Kaelin A. Akins, Samantha K. Swift, Mary E. Kolell¹, Michael Flinn, Samantha Paddock, Caitlin O'Meara, Michaela Patterson

Department of Cell Biology, Neurobiology, and Anatomy, and the Cardiovascular Center, Medical College of Wisconsin

Factors responsible for cardiomyocyte proliferation could serve as a potential therapeutic to stimulate endogenous myocardial regeneration following insult, such as ischemic injury. A previously published forward genetics approach assessing the frequency of a rare and presumed proliferative-competent subpopulation of cardiomyocytes, mononuclear diploid cardiomyocytes (MNDCMs), led us to the transcription factor, RUNX1. Here, we examine the effect of RUNX1 on cardiomyocyte cell cycle during postnatal development and cardiac regeneration using cardiomyocyte-specific gain- and loss-of-function mouse models. We hypothesize that RUNX1 overexpression (OE) increases cardiomyocyte cell cycle activity with expansion of the MNDCMs population extending the neonatal regenerative window and positively impacting cardiac regeneration.

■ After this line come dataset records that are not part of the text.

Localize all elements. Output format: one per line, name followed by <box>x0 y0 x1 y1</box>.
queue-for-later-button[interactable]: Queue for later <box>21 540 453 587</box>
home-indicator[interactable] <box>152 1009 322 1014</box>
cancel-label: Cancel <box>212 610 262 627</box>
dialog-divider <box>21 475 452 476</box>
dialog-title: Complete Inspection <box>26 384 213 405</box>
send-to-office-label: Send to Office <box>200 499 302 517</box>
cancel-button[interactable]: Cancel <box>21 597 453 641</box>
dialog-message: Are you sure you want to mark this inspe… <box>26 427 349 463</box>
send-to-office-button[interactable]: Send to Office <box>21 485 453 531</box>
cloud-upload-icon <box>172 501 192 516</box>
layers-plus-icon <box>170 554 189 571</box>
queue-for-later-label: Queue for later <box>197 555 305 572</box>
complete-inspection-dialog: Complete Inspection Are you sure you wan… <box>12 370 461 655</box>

RUNX1 expression in cardiomyocytes peaks in the postnatal window and becomes negligible in adulthood. RUNX1 KO decreased postnatal cardiomyocyte cell activity, while RUNX1 OE extended the period of cell cycle activation. This expanded cell cycle activation observed in RUNX1 OE mice is complete with cytokinesis resulting in an expansion of the MNDCM population and total cardiomyocyte endowment. After injury, RUNX1 expression modestly increased in cardiomyocytes. Therefore, we wondered if RUNX1 could similarly regulate cardiomyocyte cell cycle in neonatal regeneration. RUNX1 KO neonates with a P1 resection showed no difference in cell cycle activity, cardiac function, and fibrosis suggestingRUNX1 is not required for neonatal heart regeneration. RUNX1 OE neonatal animals with a P6 MI displayed no difference in cardiomyocyte cell cycle activity at 7days post injury, however, we observed an increase in cell cycle activity 28 days post injury accompanied by exacerbated cardiac function. Examination of the ploidy dynamics revealed that RUNX1 OE neonates displayed a marked increase in the 4N population with decreased 8N and 16N populations, perhaps congruent to ploidy reversal. Taken together, RUNX1 indeed influences cardiomyocyte cell cycle activity in development, a phenomenon which does not perfectly translate in the context of injury.